There are some great examples of digital history projects online that use topic modeling…
- Cameron Blevins’s article on Modelling Martha Ballard’s Diary
- Matthew McClellan’s interesting work on Olaudah Equiano’s diary
- Sarita Alami, Moya Bailey, Katie Rawson, and Sara Palmer’s project analyzing sermons given on the occasion of Lincoln’s assassination
- Mining the Dispatch by Robert K. Nelson, which analyzes Civil War Richmond through a newspaper archive
… but very few scholars seem to have engaged with this particular archive. I only found three examples. Laura Tilton’s analysis references DocSouth’s archive among other sources and focuses on racialized dialect in narratives recorded by the Federal Writers’ Project. Jed Dobson’s github offers his code, but no output data or historical interpretation. It was done as part of his book project, which is definitely going on my reading list. The other example I found, a Gephi visualization by Jim Casey, doesn’t interpret the data either.
It seems odd that so few people have worked with this data considering how rich and easily accessible it is. If anyone has come across a topic modelling project that uses DocSouth’s Slave Narratives, I’d love to hear about it.
To get started, I did a quick tutorial on MALLET from the Programming Historian. The tutorial was easy enough to follow, but I’ll definitely be keeping it and MALLET’s documentation handy for a while.
I ran my data through MALLET a couple different times, trying out different parameters and seeing how they affected the output. The command I settled on for this proposal was:
bin\mallet train-topics –input slavenarr.mallet –num-topics 30 –optimize-interval 30 –output-state topic-state.gz –output-topic-keys enslaved_keys.txt –output-doc-topics enslaved_composition.txt
So, I fed MALLET the slave narratives (bundled into the MALLET-friendly file slavenarr.mallet) and told it to give me 30 weighted topics (written in enslaved_keys.txt) and some metadata.

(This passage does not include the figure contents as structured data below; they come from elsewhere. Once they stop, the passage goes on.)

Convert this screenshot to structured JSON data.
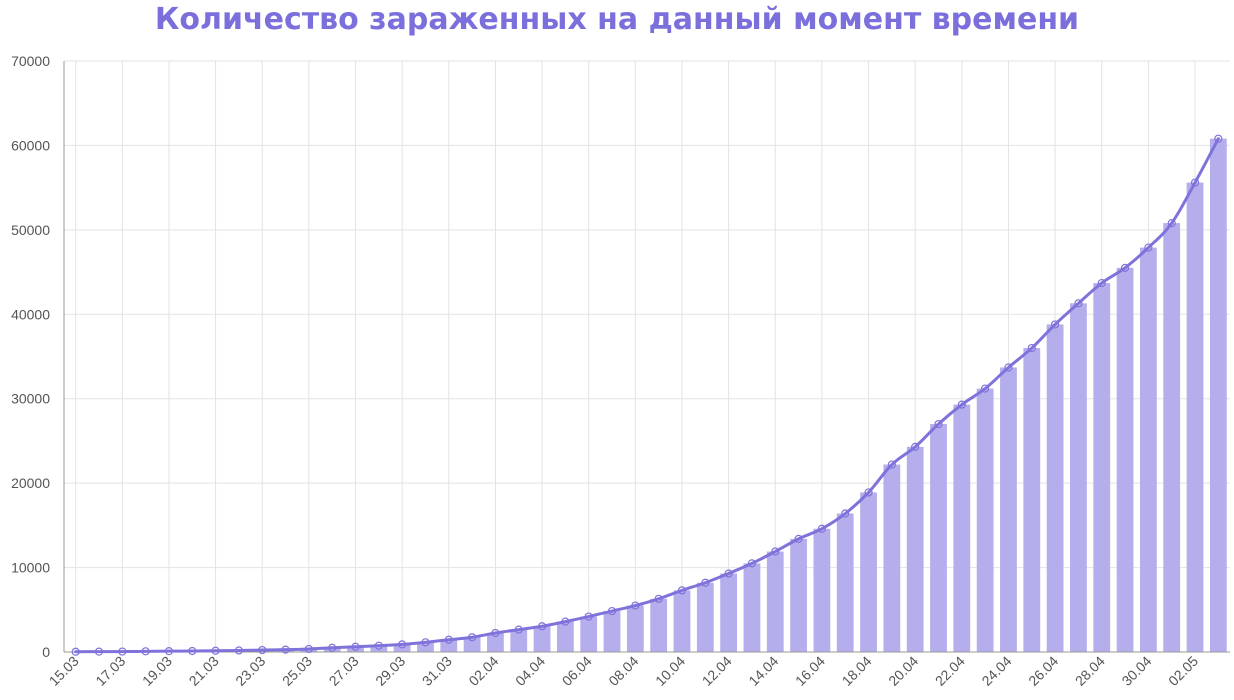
{
  "chart_data": {
    "type": "bar",
    "title": "Количество зараженных на данный момент времени",
    "xlabel": "",
    "ylabel": "",
    "ylim": [
      0,
      70000
    ],
    "yticks": [
      0,
      10000,
      20000,
      30000,
      40000,
      50000,
      60000,
      70000
    ],
    "grid": true,
    "legend": "none",
    "colors": {
      "bar": "#b4aeec",
      "line": "#7f73db",
      "title": "#7b6fdc"
    },
    "categories": [
      "15.03",
      "16.03",
      "17.03",
      "18.03",
      "19.03",
      "20.03",
      "21.03",
      "22.03",
      "23.03",
      "24.03",
      "25.03",
      "26.03",
      "27.03",
      "28.03",
      "29.03",
      "30.03",
      "31.03",
      "01.04",
      "02.04",
      "03.04",
      "04.04",
      "05.04",
      "06.04",
      "07.04",
      "08.04",
      "09.04",
      "10.04",
      "11.04",
      "12.04",
      "13.04",
      "14.04",
      "15.04",
      "16.04",
      "17.04",
      "18.04",
      "19.04",
      "20.04",
      "21.04",
      "22.04",
      "23.04",
      "24.04",
      "25.04",
      "26.04",
      "27.04",
      "28.04",
      "29.04",
      "30.04",
      "01.05",
      "02.05",
      "03.05"
    ],
    "tick_labels": [
      "15.03",
      "17.03",
      "19.03",
      "21.03",
      "23.03",
      "25.03",
      "27.03",
      "29.03",
      "31.03",
      "02.04",
      "04.04",
      "06.04",
      "08.04",
      "10.04",
      "12.04",
      "14.04",
      "16.04",
      "18.04",
      "20.04",
      "22.04",
      "24.04",
      "26.04",
      "28.04",
      "30.04",
      "02.05"
    ],
    "series": [
      {
        "type": "bar",
        "values": [
          30,
          40,
          50,
          80,
          100,
          120,
          150,
          180,
          230,
          280,
          360,
          500,
          620,
          750,
          900,
          1150,
          1450,
          1750,
          2250,
          2650,
          3050,
          3600,
          4200,
          4850,
          5500,
          6300,
          7300,
          8200,
          9300,
          10500,
          11900,
          13400,
          14600,
          16400,
          18900,
          22200,
          24300,
          27000,
          29300,
          31200,
          33700,
          36000,
          38800,
          41300,
          43700,
          45500,
          47900,
          50800,
          55600,
          60800
        ]
      },
      {
        "type": "line",
        "values": [
          30,
          40,
          50,
          80,
          100,
          120,
          150,
          180,
          230,
          280,
          360,
          500,
          620,
          750,
          900,
          1150,
          1450,
          1750,
          2250,
          2650,
          3050,
          3600,
          4200,
          4850,
          5500,
          6300,
          7300,
          8200,
          9300,
          10500,
          11900,
          13400,
          14600,
          16400,
          18900,
          22200,
          24300,
          27000,
          29300,
          31200,
          33700,
          36000,
          38800,
          41300,
          43700,
          45500,
          47900,
          50800,
          55600,
          60800
        ]
      }
    ]
  }
}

The chart below shows the 5 topics that MALLET found to be most prevalent in descending order. I added the final column as a (very tentative!) attempt to assign names to these topics.
|3||1.338||told time man good day thought home made years asked back house place make found give money put night people||Memory?|
|15||1.276||time made found part day received called state present means person large number hands case purpose long return great make||Doing? Society?|
|14||0.996||heart poor long children eyes life mother felt friends master child mind thought friend hope face tears dear light kind||Emotion|
|1||0.827||master night time work house man place men day road large slaves miles people plantation water woods great cotton corn||Escape|
|9||0.802||life years great good time place work man character young high history knowledge strong influence early public true service church||Aspirations|
Topic 14 hit me hard. While the two topics weighted most heavily are pretty vague, topic 14 is obviously about intense, embodied emotion. The memoirs of former slaves are of course deeply emotional – that shouldn’t surprise anyone. But the fact that the computer picked up on that emotion so quickly and clearly – and weighted it so heavily – gives me hope that this could be a worthwhile project.
My goal here isn’t necessarily to make a novel historical argument, although that would be a nice bonus. Instead, I just want to get familiar with this software and learn how to best tailor it to a specific data set. How does MALLET work, and what pitfalls do I need to be aware of? How many topics do I need to achieve a good model, and how do I find that number? What are the benefits of modelling paragraph-by-paragraph rather than memoir-by-memoir? How might I factor in temporal data – like date published – to these texts? What other parameters do I need to include in my commands? How do I best interpret the data MALLET gives back to me? How do I model and visualize that data?
I have no idea what the answers are to any of these questions, but I’d like to find out.